Parameter	Type	Description
`max_attempts`	int	Maximum failed attempts before banning a credential
`ban_duration`	string	Ban duration (`permanent` for permanent, or duration like `5m`, `1h`)
`error_codes`	[]int	HTTP status codes that trigger ban counting
`error_code_rules`	[]rule	Per-error-code override rules (see example below)

Per-Error-Code Rules

Override max_attempts and ban_duration for specific error codes:

fail2ban:
  max_attempts: 3
  ban_duration: permanent
  error_codes: [401, 403, 429, 500, 502, 503, 504]
  error_code_rules:
    - code: 429      # Rate limit errors
      max_attempts: 5
      ban_duration: 5m

Monitoring Parameters

Parameter	Type	Description
`prometheus_enabled`	bool	Enable Prometheus metrics on `/metrics`
`log_errors`	bool	Enable error logging to file
`errors_log_path`	string	Path to error log file

Note

The /health endpoint is always available and cannot be disabled or reconfigured.

Credentials

Each credential defines a connection to an LLM provider. See Providers for details on each type.
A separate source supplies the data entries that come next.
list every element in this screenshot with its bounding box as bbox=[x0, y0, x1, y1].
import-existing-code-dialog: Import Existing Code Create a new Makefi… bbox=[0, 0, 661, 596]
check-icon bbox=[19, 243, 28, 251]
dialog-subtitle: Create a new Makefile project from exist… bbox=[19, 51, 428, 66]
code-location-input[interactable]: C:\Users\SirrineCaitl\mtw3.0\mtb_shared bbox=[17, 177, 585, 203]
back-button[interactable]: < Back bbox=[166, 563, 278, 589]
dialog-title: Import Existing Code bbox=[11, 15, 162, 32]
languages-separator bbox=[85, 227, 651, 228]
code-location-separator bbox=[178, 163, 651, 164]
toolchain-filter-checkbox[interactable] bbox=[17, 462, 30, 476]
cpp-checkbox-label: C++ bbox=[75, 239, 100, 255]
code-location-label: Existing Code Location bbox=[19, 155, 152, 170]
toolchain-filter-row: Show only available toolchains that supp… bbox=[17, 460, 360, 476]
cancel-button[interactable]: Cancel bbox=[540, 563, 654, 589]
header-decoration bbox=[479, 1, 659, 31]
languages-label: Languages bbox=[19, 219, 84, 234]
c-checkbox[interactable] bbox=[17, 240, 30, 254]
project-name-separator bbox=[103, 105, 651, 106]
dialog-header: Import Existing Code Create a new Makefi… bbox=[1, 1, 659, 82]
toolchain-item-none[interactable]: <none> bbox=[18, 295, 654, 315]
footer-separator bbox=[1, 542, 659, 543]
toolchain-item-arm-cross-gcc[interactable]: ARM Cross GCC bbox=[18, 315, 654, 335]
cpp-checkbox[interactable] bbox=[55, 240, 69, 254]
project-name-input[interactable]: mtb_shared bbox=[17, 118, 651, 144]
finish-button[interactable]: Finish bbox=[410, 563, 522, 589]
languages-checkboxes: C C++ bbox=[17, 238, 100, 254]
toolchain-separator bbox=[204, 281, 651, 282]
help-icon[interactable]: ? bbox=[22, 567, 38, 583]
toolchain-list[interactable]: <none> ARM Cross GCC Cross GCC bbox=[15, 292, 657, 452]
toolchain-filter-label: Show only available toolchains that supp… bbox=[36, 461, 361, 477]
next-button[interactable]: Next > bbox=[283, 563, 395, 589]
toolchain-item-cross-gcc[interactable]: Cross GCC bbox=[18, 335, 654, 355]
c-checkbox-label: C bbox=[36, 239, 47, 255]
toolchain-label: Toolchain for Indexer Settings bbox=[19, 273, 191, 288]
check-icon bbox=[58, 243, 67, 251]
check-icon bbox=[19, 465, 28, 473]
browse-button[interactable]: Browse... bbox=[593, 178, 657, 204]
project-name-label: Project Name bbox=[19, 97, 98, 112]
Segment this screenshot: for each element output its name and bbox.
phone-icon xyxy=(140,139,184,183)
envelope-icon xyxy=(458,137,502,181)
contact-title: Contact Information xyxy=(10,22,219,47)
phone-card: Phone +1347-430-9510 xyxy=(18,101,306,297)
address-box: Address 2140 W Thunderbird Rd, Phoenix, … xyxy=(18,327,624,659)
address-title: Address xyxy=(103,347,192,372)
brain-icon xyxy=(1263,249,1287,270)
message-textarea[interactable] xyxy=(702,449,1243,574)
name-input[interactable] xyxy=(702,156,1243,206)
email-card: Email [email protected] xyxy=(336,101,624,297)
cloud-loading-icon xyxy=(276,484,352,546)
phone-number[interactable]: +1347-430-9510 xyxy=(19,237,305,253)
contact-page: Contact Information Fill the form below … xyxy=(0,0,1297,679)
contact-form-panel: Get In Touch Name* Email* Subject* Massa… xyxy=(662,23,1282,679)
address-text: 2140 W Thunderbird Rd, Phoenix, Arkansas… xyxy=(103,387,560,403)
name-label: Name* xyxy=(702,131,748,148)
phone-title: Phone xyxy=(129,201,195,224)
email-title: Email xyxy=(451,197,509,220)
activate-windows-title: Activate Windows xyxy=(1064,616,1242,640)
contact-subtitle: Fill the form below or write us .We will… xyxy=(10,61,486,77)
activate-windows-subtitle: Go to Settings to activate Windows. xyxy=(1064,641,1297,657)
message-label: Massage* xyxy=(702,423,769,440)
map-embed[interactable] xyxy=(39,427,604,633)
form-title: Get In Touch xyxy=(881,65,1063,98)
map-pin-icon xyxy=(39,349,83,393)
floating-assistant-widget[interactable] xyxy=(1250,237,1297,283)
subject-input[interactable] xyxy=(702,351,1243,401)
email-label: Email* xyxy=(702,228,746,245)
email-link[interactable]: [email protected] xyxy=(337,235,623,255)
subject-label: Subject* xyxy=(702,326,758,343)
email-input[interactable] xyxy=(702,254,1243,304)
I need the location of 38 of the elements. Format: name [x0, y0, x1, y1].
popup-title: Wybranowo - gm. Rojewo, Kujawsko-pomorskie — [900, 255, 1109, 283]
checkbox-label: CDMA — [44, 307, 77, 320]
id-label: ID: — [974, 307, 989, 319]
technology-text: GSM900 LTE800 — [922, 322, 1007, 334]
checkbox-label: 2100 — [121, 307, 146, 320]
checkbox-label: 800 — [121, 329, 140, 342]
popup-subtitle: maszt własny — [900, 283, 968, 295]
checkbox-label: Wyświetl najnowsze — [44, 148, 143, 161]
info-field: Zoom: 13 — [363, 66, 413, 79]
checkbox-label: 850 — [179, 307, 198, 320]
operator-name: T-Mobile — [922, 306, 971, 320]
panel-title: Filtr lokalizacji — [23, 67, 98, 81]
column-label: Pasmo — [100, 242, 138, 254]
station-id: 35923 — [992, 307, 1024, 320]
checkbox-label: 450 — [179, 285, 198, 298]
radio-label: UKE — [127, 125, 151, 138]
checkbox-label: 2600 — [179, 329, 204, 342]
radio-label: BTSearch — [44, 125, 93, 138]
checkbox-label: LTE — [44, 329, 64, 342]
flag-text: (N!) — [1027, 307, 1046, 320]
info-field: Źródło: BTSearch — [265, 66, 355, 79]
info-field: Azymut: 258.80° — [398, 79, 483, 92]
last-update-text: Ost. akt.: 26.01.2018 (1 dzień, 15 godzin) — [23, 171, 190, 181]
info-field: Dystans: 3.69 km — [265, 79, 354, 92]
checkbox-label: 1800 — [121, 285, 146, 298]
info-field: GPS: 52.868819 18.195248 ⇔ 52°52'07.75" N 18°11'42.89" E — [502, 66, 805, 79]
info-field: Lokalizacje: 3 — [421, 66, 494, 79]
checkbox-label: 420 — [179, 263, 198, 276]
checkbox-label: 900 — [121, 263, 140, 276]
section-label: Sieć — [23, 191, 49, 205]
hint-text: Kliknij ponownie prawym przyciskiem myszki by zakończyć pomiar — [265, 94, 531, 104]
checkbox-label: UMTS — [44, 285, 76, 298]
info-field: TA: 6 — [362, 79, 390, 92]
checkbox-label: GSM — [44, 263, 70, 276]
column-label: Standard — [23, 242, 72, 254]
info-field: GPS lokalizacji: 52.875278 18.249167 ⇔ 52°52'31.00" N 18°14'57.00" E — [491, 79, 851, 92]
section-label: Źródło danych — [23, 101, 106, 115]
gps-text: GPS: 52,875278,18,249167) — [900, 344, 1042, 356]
Common fields for all credentials:

Field	Type	Description
`name`	string	Unique credential identifier
`type`	string	Provider type: `openai`, `anthropic`, `vertex-ai`, `gemini`, `proxy`
`rpm`	int	Requests per minute limit (-1 = unlimited)
`tpm`	int	Tokens per minute limit (-1 = unlimited)
`is_fallback`	bool	Use as fallback when primary credentials are exhausted

Models

The models section binds specific models to credentials and optionally sets per-model rate limits.

models:
  - name: "gpt-4o"
    credential: openai_main
    rpm: 100
    tpm: 50000

By default, all models are available through all credentials. Use the models section to restrict which credentials serve which models.

See Load Balancing for details on multi-credential routing.